I saw the sign for the Turkish bath from a block away. It pointed down a dark alley. It looked kind of sketchy, but when in Istanbul, do as the Turks do, I thought.
The Tarihi Galatasaray Hamami bath started in 1481. It is the oldest Turkish bath in Istanbul. Not knowing what to expect, and ready for anything (well excluding getting naked of course), I pushed my way through the door. I was met by the manager of the establishment, a friendly gentleman who explained that I could leave my valuables in the locked changing room after I disrobed. I took off my clothes, wrapped a thin towel around my waist, and shuffled into the common area on wooden clogs that were too small for my feet.
“Please, go with Omar,” said the manager as he gestured to a man walking towards me.
Omar Sharif was a pudgy middle-aged man with large hands. He was wearing a towel and clogs like me. He looked eerily like Khalid Sheikh Mohammed, the notorious Al-Quaeda mastermind jailed in Guantanamo Bay.
“Come, come,” he said to me in his limited, broken English.
He led me into a large circular room with a domed ceiling. In the middle of the room was a giant marble slab. The room was hot and humid, not quite as hot as a sauna, but close.
“Lie down,” said Omar as he gave me another towel and a pillow for my head. He then disappeared through a door.
I laid down on the hard marble, but soon relaxed as the heat seeped into my bones. My pores opened up and I started to sweat. The grime that had accumulated on my skin as I had walked around the dirty city of Istanbul all day started to loosen in the sweat. I got drowsy from the heat and almost nodded off.
I was relaxed, but I was ready in case anyone attacked me. OK, I was just dreaming about that scene in the movie called Eastern Promises where Viggo Mortenson fights some other Russian mobsters.
After a while Omar came back. While I laid down on the marble with just the scrunched up towel covering my groin, he starting rubbing me all over with a rough sponge mitt. He rubbed my skin very hard, scraping over and over. Removing dead skin I guess. Either that or this was some form of torture in the old Ottoman Empire.

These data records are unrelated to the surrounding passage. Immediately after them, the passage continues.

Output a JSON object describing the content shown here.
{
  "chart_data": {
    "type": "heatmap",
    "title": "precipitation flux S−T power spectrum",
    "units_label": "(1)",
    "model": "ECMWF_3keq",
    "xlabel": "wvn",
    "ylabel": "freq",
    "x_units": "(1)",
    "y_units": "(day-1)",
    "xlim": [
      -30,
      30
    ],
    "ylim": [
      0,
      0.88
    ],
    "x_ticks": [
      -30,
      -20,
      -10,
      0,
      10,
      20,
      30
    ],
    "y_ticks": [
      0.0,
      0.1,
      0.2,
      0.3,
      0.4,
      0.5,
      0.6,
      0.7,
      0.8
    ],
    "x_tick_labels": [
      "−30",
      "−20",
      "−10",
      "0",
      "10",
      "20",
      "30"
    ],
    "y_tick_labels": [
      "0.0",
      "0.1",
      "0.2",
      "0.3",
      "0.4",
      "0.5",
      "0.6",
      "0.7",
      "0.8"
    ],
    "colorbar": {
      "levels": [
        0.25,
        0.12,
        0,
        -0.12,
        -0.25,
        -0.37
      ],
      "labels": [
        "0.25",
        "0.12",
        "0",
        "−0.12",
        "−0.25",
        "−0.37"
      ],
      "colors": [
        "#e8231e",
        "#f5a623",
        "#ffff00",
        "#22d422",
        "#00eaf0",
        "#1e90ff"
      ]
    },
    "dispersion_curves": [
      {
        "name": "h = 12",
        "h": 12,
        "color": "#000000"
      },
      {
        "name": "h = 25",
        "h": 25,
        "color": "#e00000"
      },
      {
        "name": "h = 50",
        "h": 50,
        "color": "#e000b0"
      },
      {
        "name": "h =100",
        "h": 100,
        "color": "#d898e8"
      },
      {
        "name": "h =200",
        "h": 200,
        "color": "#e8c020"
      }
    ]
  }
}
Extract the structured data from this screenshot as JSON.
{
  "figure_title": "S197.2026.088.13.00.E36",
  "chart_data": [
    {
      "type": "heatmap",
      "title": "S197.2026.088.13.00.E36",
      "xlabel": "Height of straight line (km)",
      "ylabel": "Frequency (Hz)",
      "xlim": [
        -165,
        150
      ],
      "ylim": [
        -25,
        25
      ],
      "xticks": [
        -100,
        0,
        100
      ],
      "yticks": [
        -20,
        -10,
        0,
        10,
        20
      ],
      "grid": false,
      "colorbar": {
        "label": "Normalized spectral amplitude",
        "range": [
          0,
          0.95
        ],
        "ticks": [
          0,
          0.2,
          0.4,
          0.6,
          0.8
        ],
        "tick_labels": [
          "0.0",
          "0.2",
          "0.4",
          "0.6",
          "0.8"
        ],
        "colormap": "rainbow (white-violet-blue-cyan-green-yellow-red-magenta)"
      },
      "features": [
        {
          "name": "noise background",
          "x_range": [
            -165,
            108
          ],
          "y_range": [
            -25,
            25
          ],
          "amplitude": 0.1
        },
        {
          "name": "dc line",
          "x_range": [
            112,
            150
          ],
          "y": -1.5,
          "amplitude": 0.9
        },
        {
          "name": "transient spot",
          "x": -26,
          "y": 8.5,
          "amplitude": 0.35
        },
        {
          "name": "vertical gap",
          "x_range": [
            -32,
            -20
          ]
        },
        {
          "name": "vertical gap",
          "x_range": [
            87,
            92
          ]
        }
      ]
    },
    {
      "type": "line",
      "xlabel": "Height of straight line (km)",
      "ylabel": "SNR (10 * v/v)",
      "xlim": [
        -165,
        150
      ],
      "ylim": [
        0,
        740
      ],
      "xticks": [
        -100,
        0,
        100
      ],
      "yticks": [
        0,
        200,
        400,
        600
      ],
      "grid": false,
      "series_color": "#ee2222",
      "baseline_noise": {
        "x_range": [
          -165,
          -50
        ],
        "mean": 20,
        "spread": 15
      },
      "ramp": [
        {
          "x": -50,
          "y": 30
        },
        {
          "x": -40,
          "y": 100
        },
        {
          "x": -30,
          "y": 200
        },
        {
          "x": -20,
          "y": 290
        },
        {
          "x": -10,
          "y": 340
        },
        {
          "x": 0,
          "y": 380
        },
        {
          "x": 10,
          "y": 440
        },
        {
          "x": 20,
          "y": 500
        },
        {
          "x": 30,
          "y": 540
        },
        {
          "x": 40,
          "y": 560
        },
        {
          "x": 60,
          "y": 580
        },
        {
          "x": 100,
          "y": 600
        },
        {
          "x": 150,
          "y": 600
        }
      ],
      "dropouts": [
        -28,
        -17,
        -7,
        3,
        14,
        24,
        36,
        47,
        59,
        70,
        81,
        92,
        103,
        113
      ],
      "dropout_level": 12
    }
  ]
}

Next, he started massaging the muscles in my arms and legs. Hey, I thought, this feels kind of good. I normally don’t like people touching me and never get a massage. He had very strong hands and kneaded my muscles over and over. This was fine, until he starting digging his thumb deep into a muscle and pulling down the length of the muscle. He attacked my calves, my hamstrings, and my quadriceps. I grunted with pain. It was all I could do to not cry out like a little girl and start wailing. But, I couldn’t let him see me act like anything but a tough guy. I was in a Turkish bath, for crying out loud.
Wait, I was in a Turkish bath and I did actually want to cry out loud!
All during this torture session Omar sang songs and chanted to himself in Turkish or something. He must really enjoy his job. He gets to torture people with his strong thumbs.
Finally the “massage” was over. He took me over to the corner of the room and made me sit on a marble step. He then grabbed a big sponge mitt and soaped me all over. Next, he grabbed the top of my head to hold me still while he dumped buckets of cold water over me. More painful massage followed, including some half-nelson arm twists. Please don’t accidentally break my neck, Omar!
More soap, more cold water. The wash and rinse cycle was repeated several times. This was followed by more hard scrubbing. Omar kept singing to himself, stopping every once in a while to see if I was ok. Once in a while he would stop working me over and dump cold water over his own head. I guess he was working up a sweat and needed to cool off.
By the end I was certainly clean and went into the next room to take a cold shower for a cool down. I felt good overall, except for the bruises in my thighs from his massive thumbs.